'Det er' must be more like an impersonal phrase, (we have this in Swedish), so it is not conjugated; probably because the verb is never conjugated according to person/plural, so the connection diminishes. But in English, of course, it still has to be 'They are'. -- I suppose your sentence is not wrong, but another alternative. But in Swedish it would not sound as idiomatic, we prefer 'Det er', maybe the Danish do the same.
Thanks! that's very helpful. I thought they might have made a mistake or something until I read your post. That ended my confusion.
I'm also curious how learning Danish is for someone from Sweden (as I was surprised to find it's close enough I can read Swedish recipes to my wife. This was an added benefit I wasn't expecting:) There is a huge amount of similar vocabulary.
It should be 'They are my rabbits', no one would say, ' It is my rabbits'. Unless someone asked, 'What's that noise?' Then I would say,'It's my rabbits.' But that is refering to the noise.
In english it might not be used, but there's several other languages who do! Danish, german, swedish, french too, I think, and there's more :) It's just a fixed expression quite commonly used
Exactly!! I'm Dutch, and learning Danish in this course. Not a native English speaker, but I am happy you helped me out here. Started to question myself, 'cause I could have been all wrong
It is always hard to understand when a direct translation results in a grammatically incorrect sentence in the language which is being translated into. Word order is one thing, but in instances like this I hope Duolingo will --as they move out of beta-- find a way to let people know when this type of sentence is being offered. :)

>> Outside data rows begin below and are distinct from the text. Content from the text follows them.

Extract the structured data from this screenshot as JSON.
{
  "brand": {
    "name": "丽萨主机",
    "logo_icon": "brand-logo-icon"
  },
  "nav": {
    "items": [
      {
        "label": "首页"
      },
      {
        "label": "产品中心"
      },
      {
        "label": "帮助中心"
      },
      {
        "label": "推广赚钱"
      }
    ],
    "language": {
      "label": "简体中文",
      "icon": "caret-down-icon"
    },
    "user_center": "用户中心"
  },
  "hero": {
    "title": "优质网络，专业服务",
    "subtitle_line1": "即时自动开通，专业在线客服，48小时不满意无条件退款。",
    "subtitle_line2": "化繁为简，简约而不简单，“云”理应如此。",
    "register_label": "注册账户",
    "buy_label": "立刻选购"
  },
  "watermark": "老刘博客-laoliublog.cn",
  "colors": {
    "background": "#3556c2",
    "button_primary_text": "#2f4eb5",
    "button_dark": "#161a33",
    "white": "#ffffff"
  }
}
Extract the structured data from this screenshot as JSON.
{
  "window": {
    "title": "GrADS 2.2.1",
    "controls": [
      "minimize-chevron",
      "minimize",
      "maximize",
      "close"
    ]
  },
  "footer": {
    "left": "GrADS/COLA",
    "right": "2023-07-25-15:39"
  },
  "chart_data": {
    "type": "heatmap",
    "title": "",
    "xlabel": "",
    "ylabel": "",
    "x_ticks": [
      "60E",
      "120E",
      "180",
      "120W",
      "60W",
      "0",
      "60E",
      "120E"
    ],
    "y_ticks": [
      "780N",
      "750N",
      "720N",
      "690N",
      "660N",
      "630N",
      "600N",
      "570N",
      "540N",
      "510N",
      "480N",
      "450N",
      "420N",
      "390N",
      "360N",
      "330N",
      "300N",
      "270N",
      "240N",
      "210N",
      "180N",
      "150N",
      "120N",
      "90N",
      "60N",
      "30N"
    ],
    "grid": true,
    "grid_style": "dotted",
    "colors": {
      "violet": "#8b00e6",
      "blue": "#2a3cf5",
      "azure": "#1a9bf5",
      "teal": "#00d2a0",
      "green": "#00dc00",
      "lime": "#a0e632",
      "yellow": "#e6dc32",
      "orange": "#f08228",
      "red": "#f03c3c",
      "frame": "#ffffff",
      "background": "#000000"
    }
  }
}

To an english speaker, "det" sounds like (deh) as in "(de)ntist". "de" sounds like (dee) as in "(De)troit"
My mormor pronounces "det" like "deet." Perhaps different regions pronounce it differently?
If you where talking about 1 rabbit, pointing at it, then you say 'Den er min'. In this sentence there are several rabbits. It could be 'De er mine', but in this case the neutral beginning is used "Det er ... ", we have it in Swedish as well, without reference to the specific noun that follows. Other languages has to conjugate, where we don't.
Thanks. Another question then. Could det be used for the singular too without reference to the word that follows or would that sound wrong?
It's just very confusing. When the word 'that' is used it seems to be a single form. "That is my rabbits " is just not proper English. Very strange.
Some 10 months ago, I had the same confusion about this sentence as you are experiencing now!